Federal law enforcement authorities have “overreached” in seeking more surveillance access to wireless packet technology, commenters told the FCC in filings Wednesday. The comments responded to a petition by the Justice Department, FBI and Drug Enforcement Administration for an FCC ruling that an industry standard for law enforcement access to CDMA2000 technology doesn’t meet Communications Assistance for Law Enforcement Act standards. Justice is out of line to make that demand, industry and user groups said, contesting language in the petition that appears to indicate that the Department wants the rulemaking applied to other technology as well.

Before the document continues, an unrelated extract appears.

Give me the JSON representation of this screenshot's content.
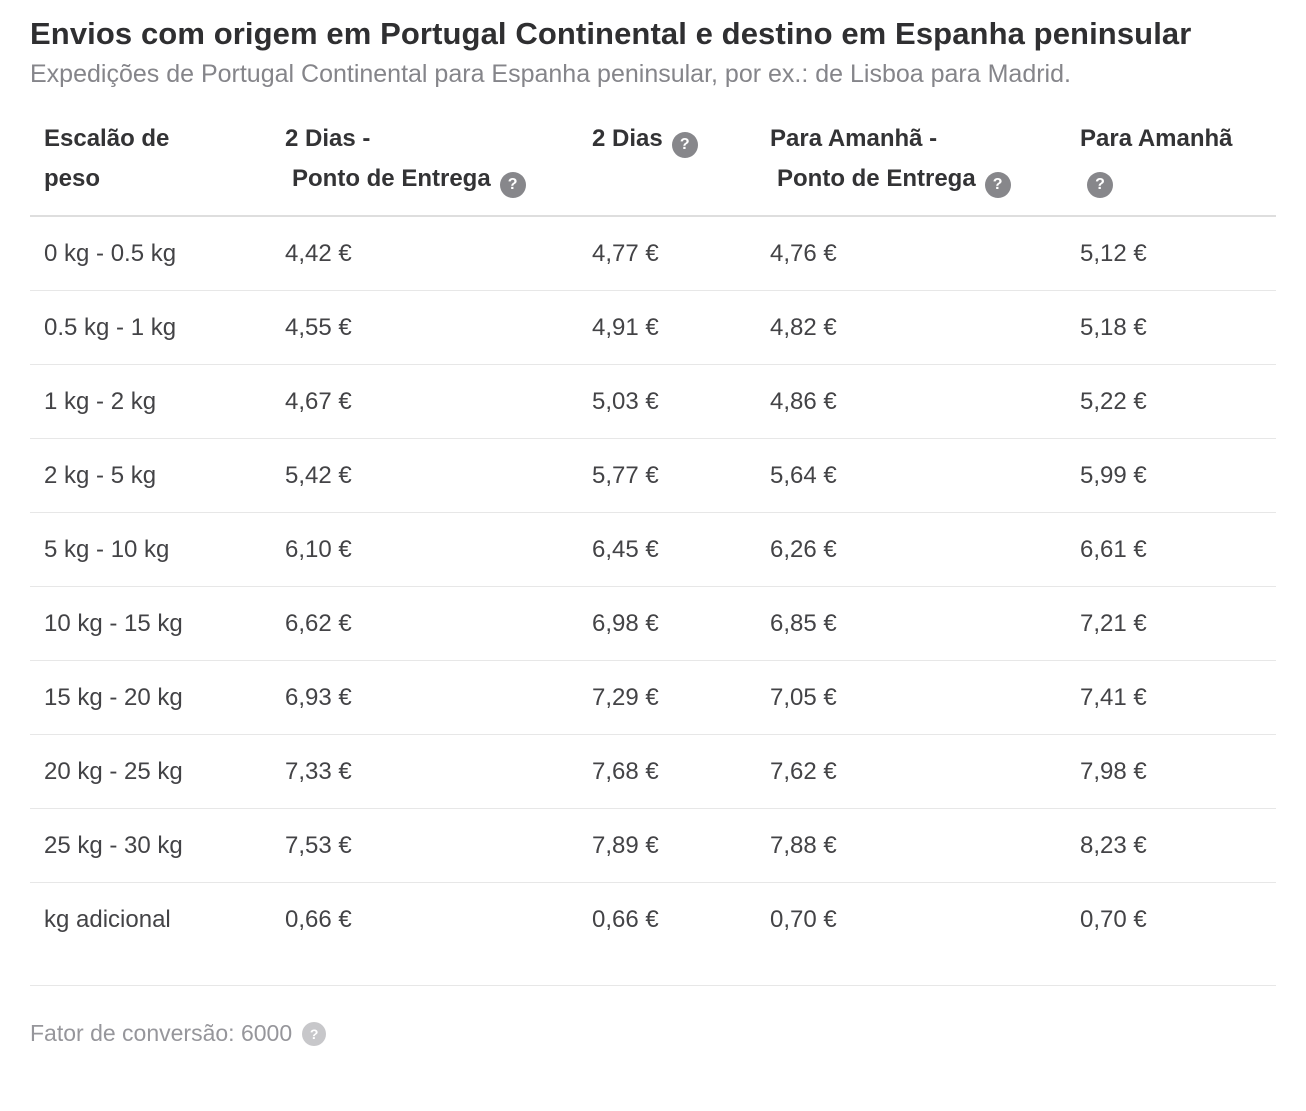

A federal court upheld a 2006 Texas Public Utility Commission order lifting Consolidated Communications’ rural competition exemption and compelling it to negotiate an interconnection agreement with Sprint for wholesale VoIP services sold at retail via Sprint cable partner Suddenlink Communications. The PUC order’s effectiveness was put on hold in March when the U.S. District Court, Austin, gave incumbent telco Consolidated a temporary injunction pending the case’s outcome. In its appeal (Case A-06-CA-825-LY), Consolidated said the PUC erred in finding Sprint a common carrier entitled to interconnection. Consolidated said Sprint’s wholesale VoIP service isn’t common carriage because pricing is confidential and the service isn’t offered indiscriminately to all potential buyers. But the court cited a 2006 federal New York court decision and a March 2007 FCC ruling that held wholesale telecom service providers are common carriers under Sec. 251. The court said telecom services sold indiscriminately by Suddenlink to the public, at published rates, won’t work without Sprint’s switching and routing functions. The court said that means Sprint “provides telecommunication services and does so in a manner that offers indiscriminate service which is effectively available directly to the public.” The Texas court noted the New York ruling’s conclusion that Sprint’s partnership arrangements with cable companies represented a new type of business arrangement, and said granting common carrier status to Sprint’s arrangement fitted the federal Telecom Act fundamental purpose, to promote local competition. The court dissolved its injunction, remanding the case to the PUC with instructions to give parties reasonable time to implement an interconnection agreement.
FCC Chairman Kevin Martin has made a “good start to open things up” with a proposal for the 700 MHz auction, House Telecom Subcommittee Chairman Ed Markey, D-Mass., said at an oversight hearing Tuesday. The plan could be improved by making wireless carriers let consumers switch carriers and take along their phones, and by addressing early-termination fees, Markey said. But Republicans sharply criticized the idea of putting restrictions on the spectrum, which many said would reduce auction revenue.